The government owed her $272. It had overcharged her. “I could really use that money at Christmas,” she thought.

Every day, for the next two weeks, the disabled senior checked her bank account. Nothing turned up. Fearing she might have misunderstood the letter, she phoned the ministry to see what was going on. But she couldn’t get past the automated switchboard and gave up.

The next day, she went to a legal aid clinic. The lawyer stayed on the line until she was connected to an official in the Ontario Disability Support Program (ODSP). But the news was disheartening. The bureaucrat said Stewart-Fisher still owed more than $1,000.

Now the 66-year-old is confused and fretful. “Do I owe money or don’t I? Will I ever get this sorted out?

“Normally I am strong and capable,” Stewart-Fisher said, her voice faltering. “But sometimes I lose it.”

Overpayments are the bane of disabled Ontarians’ existence. They turn people’s lives inside out, jeopardize their housing arrangements, compromise their health and sometimes drive them into debt.

Any fluctuation in an ODSP recipient’s income — resulting from part-time work, longer hours, a move, a divorce settlement or a relationship with a non-disabled partner — can trigger an overpayment.

The client is required to report any change in circumstances to an ODSP caseworker. But his or her file may not be updated promptly. Or the new information isn’t connected to the client’s account. By the time the ministry gets caught up, a substantial overpayment has been sent. It must be reimbursed.

That’s what happened to Stewart-Fisher. She informed her caseworker well in advance that her 65th birthday was coming and she would soon have pension income. What she didn’t realize was that her old age security would be reduced because of a lump-sum settlement she received for a 1999 workplace injury.

Her ODSP caseworker said she could stay on partial disability support until she got her pension problems straightened out. “I don’t want an overpayment,” Stewart-Fisher said warily.

But she ended up with one. She owed the government $2,000. “I started paying it off right away.”

For two days this month, she thought she was debt-free. Now she doesn’t know where she stands or what she can afford.

“Every person I speak to has an overpayment,” Stewart-Fisher said. “Why do we have to go through this? Doesn’t anybody check for mistakes? Doesn’t anybody care what the stress does to people?

“These things have to get fixed.”

No doubt overpayments will come up in the social assistance review launched by the government this week. But that doesn’t guarantee change; the panel can only make recommendations.

Stewart-Fisher is a survivor. She’ll weather this blow the same way she’s deal with everything else that went wrong in her life: by gritting her teeth and lowering her sights.
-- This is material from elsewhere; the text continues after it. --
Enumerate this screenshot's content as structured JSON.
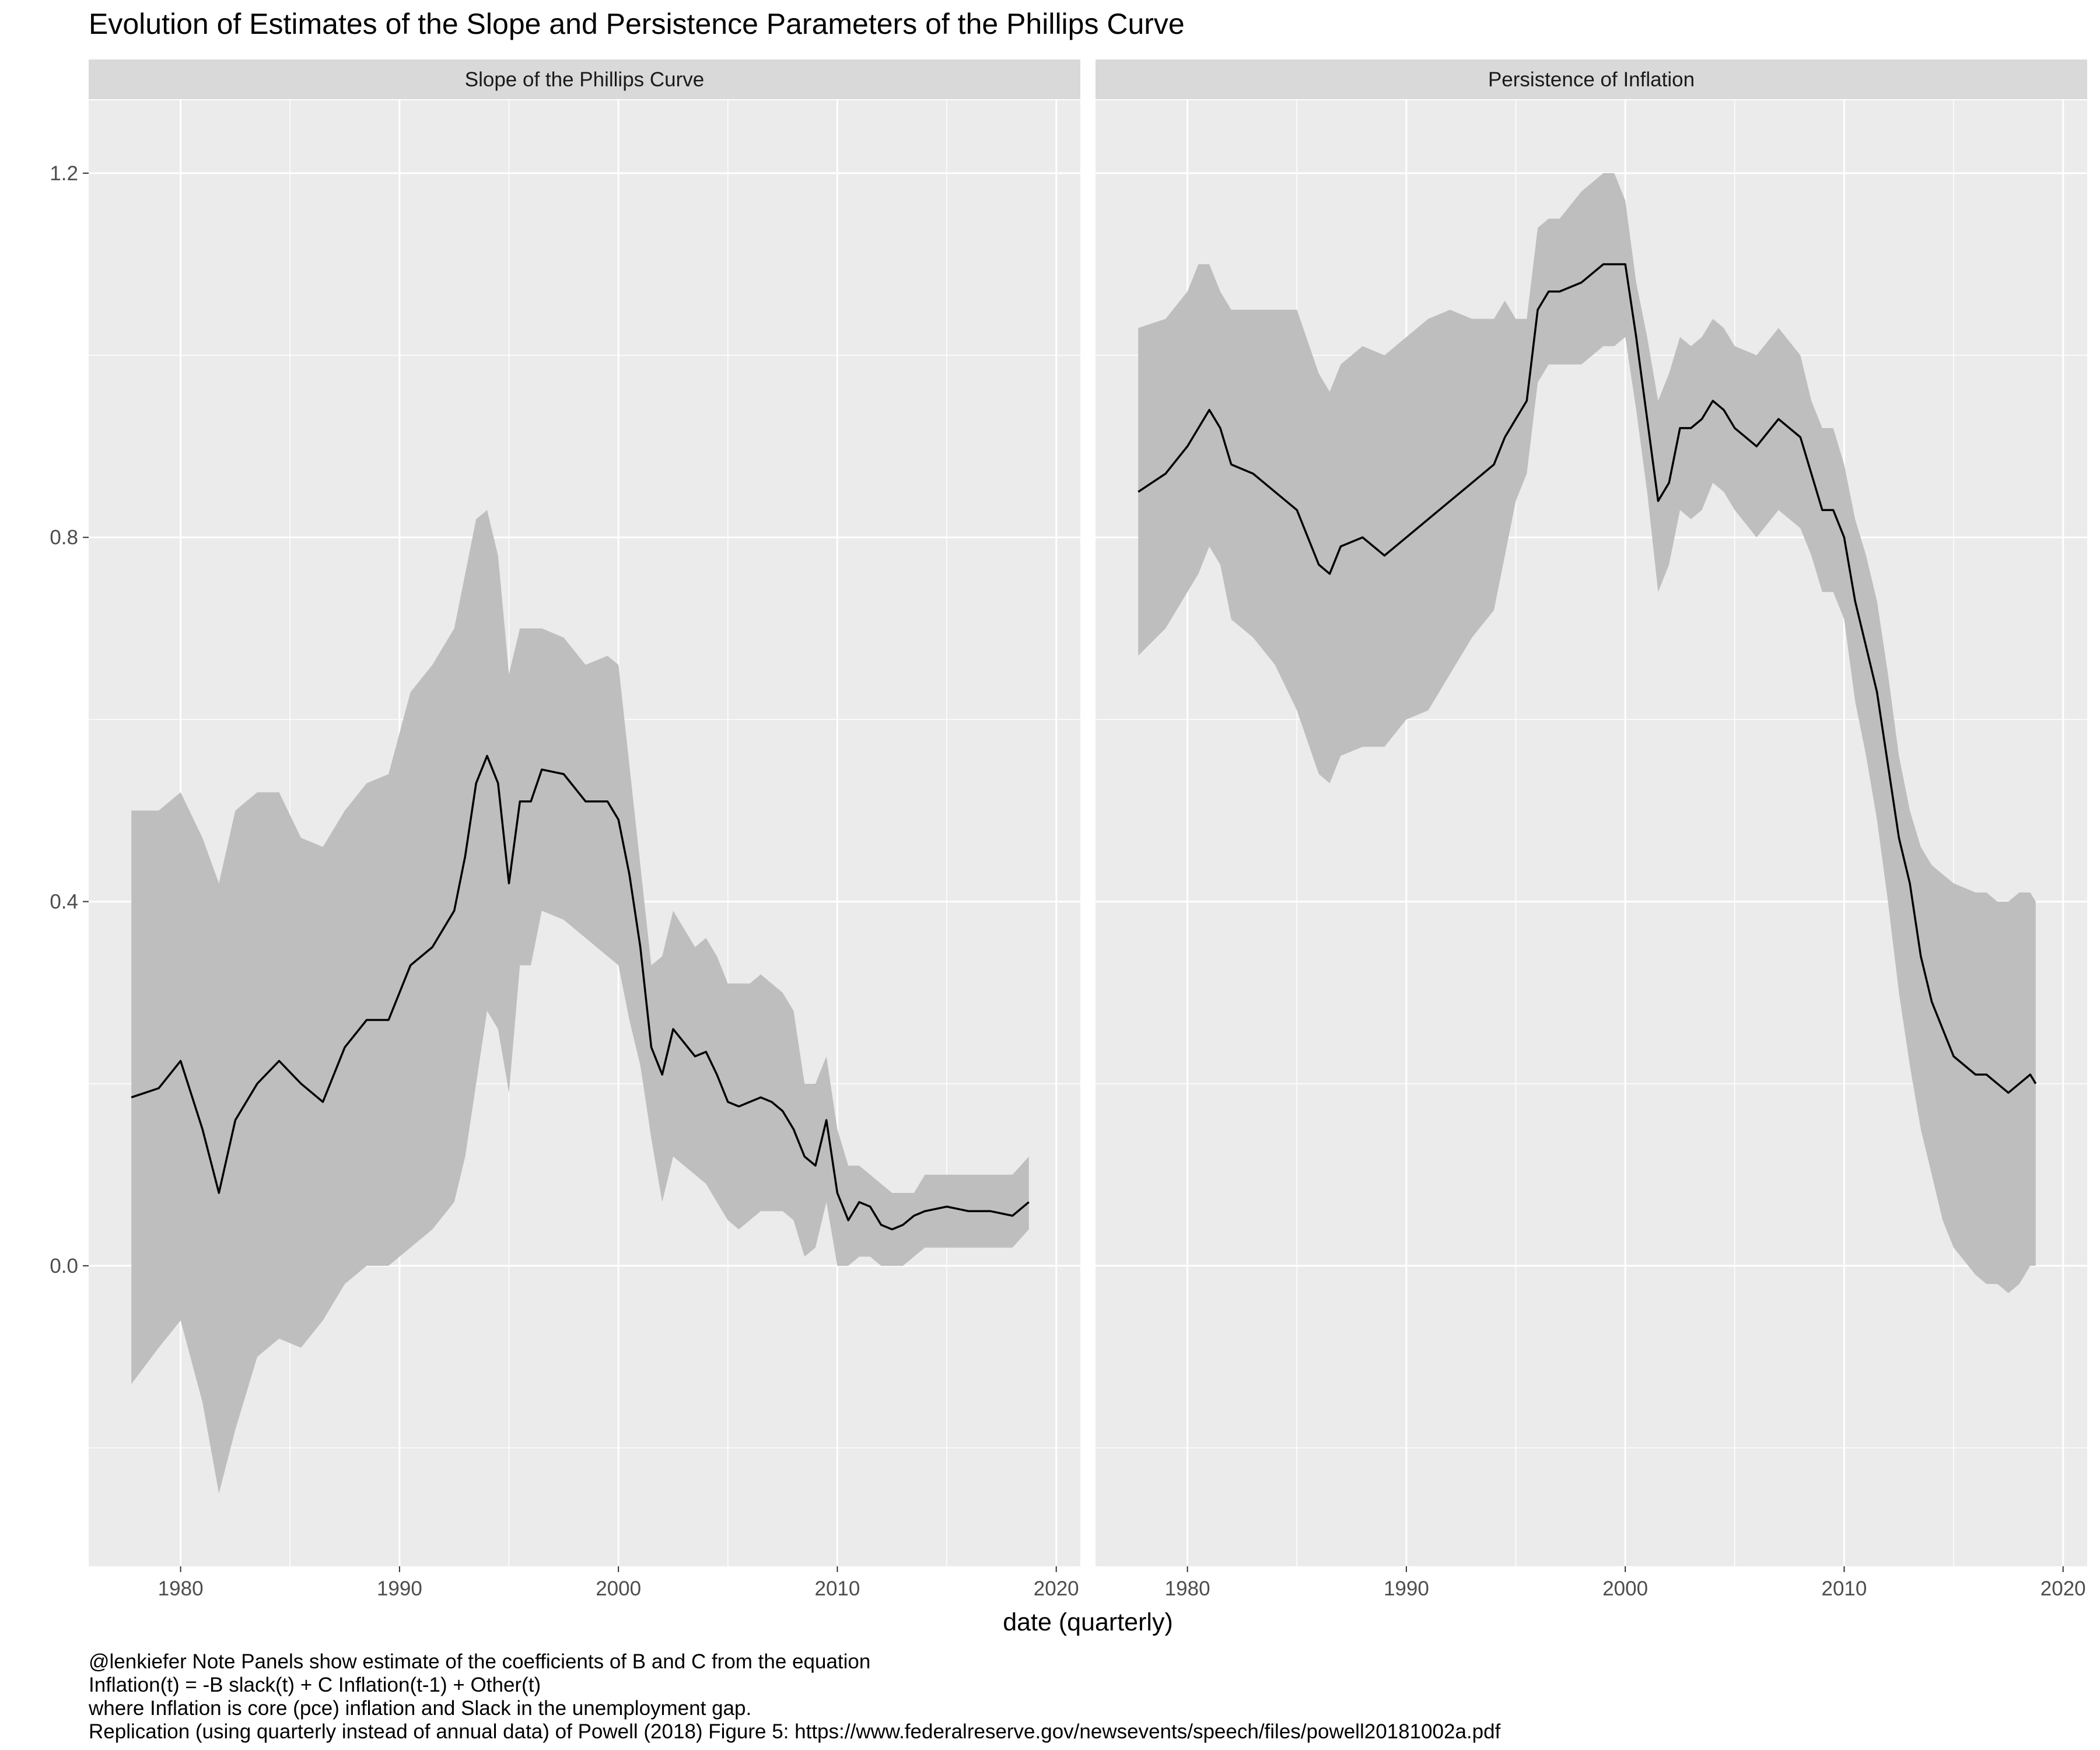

She’s had a lot of practice. Her marriage broke down, leaving her with no income and two children to support. So she got a job as a teacher’s aide. But Mike Harris, the premier of the day, eliminated funding for classroom assistants. So she got a factory job. But she hurt herself lifting stock. So she filed a compensation claim to the Workplace Safety and Insurance Board, but received nothing for 10 years. So she exhausted her savings then reluctantly applied for disability support.

Things will get better eventually. Stewart-Fisher may even get her $272 cheque. But her plaintive question will hang in the air: Why do disabled Ontarians have to go through this?